Un « city lab » pour réinventer la ville !

Tester un produit, une formule en laboratoire. Voilà une pratique communément admise et un préalable indispensable à toute mise sur le marché d’une innovation. Alors que nos villes doivent changer, pourquoi ne leur appliquerions-nous pas ces mêmes préceptes ? Nous pourrions ainsi tester les mutations prévues et les valider ou les modifier, voeux pieux formulés par la notion de concertation. Mais à l’échelle de la ville, difficile de trouver le lieu adéquat : c’est là qu’intervient le « city lab ». Qui est-il ? A quoi ressemble-t-il ? Quel est son rôle et son fonctionnement ? Eléments de réponses issus d’un workshop mené par les étudiants du Design Lab Ville Durable de l’École de design Nantes Atlantique encadrés par Christine Vignaud, architecte et responsable pédagogique.

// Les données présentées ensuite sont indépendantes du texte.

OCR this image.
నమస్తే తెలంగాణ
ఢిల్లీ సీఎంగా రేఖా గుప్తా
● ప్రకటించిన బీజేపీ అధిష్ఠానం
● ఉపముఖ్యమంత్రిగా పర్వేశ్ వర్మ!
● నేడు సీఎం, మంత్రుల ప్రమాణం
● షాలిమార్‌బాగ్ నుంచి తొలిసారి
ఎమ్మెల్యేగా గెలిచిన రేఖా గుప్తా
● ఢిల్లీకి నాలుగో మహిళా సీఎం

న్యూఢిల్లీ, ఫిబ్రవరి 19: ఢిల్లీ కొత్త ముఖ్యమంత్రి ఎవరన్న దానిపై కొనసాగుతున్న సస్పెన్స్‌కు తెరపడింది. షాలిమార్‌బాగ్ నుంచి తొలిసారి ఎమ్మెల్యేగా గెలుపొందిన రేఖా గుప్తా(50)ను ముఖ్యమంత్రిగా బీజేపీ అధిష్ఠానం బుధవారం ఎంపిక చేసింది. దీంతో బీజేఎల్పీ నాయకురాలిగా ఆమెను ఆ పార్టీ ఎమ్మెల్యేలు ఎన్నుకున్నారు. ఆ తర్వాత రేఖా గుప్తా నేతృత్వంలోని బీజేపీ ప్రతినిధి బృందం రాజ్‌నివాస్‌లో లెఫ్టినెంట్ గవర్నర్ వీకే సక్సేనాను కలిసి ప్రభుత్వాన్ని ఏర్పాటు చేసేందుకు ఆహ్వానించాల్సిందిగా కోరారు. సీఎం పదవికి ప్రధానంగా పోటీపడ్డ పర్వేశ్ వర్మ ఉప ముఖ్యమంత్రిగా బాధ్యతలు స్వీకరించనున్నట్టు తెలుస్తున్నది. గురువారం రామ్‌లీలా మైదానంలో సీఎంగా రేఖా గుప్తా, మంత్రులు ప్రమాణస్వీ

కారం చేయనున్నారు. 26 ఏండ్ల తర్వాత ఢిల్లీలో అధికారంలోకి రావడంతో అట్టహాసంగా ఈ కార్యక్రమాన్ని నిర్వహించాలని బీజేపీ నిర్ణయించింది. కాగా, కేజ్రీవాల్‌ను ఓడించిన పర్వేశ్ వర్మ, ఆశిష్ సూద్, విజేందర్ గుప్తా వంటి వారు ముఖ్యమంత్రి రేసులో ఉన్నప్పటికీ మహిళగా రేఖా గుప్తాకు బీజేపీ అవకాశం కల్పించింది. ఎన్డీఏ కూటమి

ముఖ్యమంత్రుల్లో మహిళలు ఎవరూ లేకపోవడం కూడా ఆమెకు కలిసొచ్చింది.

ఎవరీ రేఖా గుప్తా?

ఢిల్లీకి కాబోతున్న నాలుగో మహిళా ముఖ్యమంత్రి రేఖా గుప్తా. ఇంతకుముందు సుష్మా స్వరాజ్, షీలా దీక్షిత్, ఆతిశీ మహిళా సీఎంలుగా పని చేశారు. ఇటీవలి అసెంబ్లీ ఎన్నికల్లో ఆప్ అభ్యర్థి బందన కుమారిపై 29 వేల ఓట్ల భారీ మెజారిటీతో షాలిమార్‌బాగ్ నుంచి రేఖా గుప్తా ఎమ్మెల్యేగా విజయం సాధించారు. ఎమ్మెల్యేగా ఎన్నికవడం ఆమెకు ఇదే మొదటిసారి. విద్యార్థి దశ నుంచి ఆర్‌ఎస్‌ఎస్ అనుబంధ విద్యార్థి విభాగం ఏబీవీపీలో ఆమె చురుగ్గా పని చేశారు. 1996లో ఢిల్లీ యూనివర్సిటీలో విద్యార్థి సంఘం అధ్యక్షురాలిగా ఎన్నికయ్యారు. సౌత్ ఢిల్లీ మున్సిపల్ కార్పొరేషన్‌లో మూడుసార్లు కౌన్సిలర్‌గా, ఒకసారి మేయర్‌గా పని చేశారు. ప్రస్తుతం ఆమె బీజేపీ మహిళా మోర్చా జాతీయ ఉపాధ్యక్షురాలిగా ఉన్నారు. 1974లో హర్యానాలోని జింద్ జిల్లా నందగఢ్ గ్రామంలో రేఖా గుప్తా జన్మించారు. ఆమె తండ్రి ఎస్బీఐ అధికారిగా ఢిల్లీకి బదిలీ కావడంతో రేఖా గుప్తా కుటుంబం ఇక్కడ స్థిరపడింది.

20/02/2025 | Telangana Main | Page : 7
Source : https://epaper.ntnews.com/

City lab. Crédits : Christine Vignaud

Les étudiants de l’École de design Nantes Atlantique à l’assaut du concept de « city lab ». Crédits : Christine Vignaud

Un espace test grandeur nature

Les mutations auxquelles nos villes vont devoir faire face pour devenir de véritables villes durables sont nombreuses et variées. Et en matière de changement, on se retrouve bien souvent face à l’inconnu : réussite du projet, implantation sur le territoire, acceptation du changement sont autant d’interrogations auxquelles doivent faire face les décideurs et concepteurs de la ville. Le « city lab » est donc cet espace test grandeur nature. Pour l’architecte et professeur en architecture Christian Devilliers, « Ce n’est pas la forme de la ville qui va changer mais ses usages » . Et se sont bien ces nouveaux usages que l’on peut prototyper dans les « city labs ». On oblige ainsi l’innovation à sortir de son laboratoire fermé et à s’ouvrir à la ville et à ses usagers. Et pour que la formule soit complète, il faut bien sûr agir en concertation, partager et faire naître des retours utilisateurs. Plus qu’une simple vitrine de l’innovation, le « city lab » se veut donc une plateforme d’échanges.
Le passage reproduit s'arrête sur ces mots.